Fryer et al. (2011) was the first paper to explore the use of prophylactic levetiracetam, and the only study suggesting a benefit. No patients treated with levetiracetam had post-attenuation seizures, whereas 4/84 4.8% of patients not treated did. Despite the promising results the further three papers reviewed showed no benefit to levetiracetam (Mullins et al., 2018; Otomo et al., 2020; and Strickland et al., 2018). Mullins et al. (2018) and Strickland et al. (2018) also had substantially larger samples sizes and seizure frequencies compared to Fryer et al. (2011). Based on this it can be concluded that prophylactic levetiracetam does not reduce the risk of post-attenuation seizures. Strickland et al. (2018) did suggest that the use of prophylactic levetiracetam did reduce the mortality associated with post-attenuation seizures, although frequency of seizures and number of patients on levetiracetam were low.

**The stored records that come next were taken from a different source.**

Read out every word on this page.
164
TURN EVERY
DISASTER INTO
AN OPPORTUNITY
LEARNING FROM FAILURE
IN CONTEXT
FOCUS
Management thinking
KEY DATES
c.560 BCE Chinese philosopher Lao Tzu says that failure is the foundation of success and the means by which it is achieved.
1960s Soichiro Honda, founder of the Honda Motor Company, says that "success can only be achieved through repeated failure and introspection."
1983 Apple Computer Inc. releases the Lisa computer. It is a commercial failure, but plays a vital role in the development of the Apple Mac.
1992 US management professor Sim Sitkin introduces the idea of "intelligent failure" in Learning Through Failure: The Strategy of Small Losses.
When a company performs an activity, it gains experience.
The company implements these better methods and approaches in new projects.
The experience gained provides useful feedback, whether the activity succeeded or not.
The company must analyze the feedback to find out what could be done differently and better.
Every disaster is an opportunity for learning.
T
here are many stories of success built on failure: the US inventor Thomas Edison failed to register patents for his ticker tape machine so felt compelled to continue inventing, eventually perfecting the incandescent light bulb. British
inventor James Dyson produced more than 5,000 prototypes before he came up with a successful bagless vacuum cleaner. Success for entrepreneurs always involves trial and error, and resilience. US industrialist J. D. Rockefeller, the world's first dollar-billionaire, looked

The major limitation in all studies were other factors potentially contributing to post-attenuation seizures, and being able to determine if the seizures were secondary to other factors. No study was consistent in the use of anaesthetic protocol, surgical technique, and use of preoperative medication, all of which may contribute to seizure frequency. The use of levetiracetam was also not consistent, with varied protocols, which may alter its efficacy. Lastly the presence of preoperative neurological signs and seizures varied largely between studies ranging from 64/123 (52%) (Otomo et al., 2020), 85/125 (68%) (Fryer et al., 2011), 61/75 (81%) (Mullins et al., 2018), and 253/253 (100%) (Strickland et al., 2018). Strickland et al. (2018) was the only study to try and grade preoperative neurological signs, although did not appear to consider grade in their analysis. The presence of preoperative hepatic encephalopathy is considered a risk factor for post-attenuation seizures (Strickland et al., 2018), and severity of preoperative neurological signs may be an important source of bias not considered in all of these studies.
In conclusion the evidence does not support the use of prophylactic levetiracetam in reducing post-attenuation seizures, levetiracetam may be useful in reducing mortality associated with this condition although further studies would be required to conclude this.
Methodology Section
Search Strategy | |
Databases searched and dates covered: | CAB Abstracts on the OVID interface, 1973–2022 Week 01
PubMed on the NCBI interface. 1920–January 2022 |
Search strategy: | CAB Abstracts:
PubMed: #1 dog or canine #2 congenital or primary #3 portosystemic or portasystemic or porto-systemic or porta-systemic or shunt or PSS or cPSS or cEHPSS or extrahepatic or extra-hepatic #4 levetiracetam or antiseizure or antiepileptic or anticonvulsant or anti-seizure or anti-epileptic or anti-convulsant #5 #1 and #2 and #3 and #4 |
Dates searches performed: | 12 Jan 2022 |
Exclusion / Inclusion Criteria | |
Exclusion: | Not related to PICO.
Review paper. Book chapter. Foreign language. |
Inclusion: | Research papers including the use of levetiracetam in the prevention of post-attenuation seizures even if not the primary aim. |
Search Outcome | |||
Database |
Number of results |
Excluded – Not related to PICO |
Total relevant papers |
CAB Abstracts |
7 | 3 | 4 |
PubMed |
10 | 6 | 4 |
Total relevant papers when duplicates removed |
4 |
The authors declare no conflicts of interest.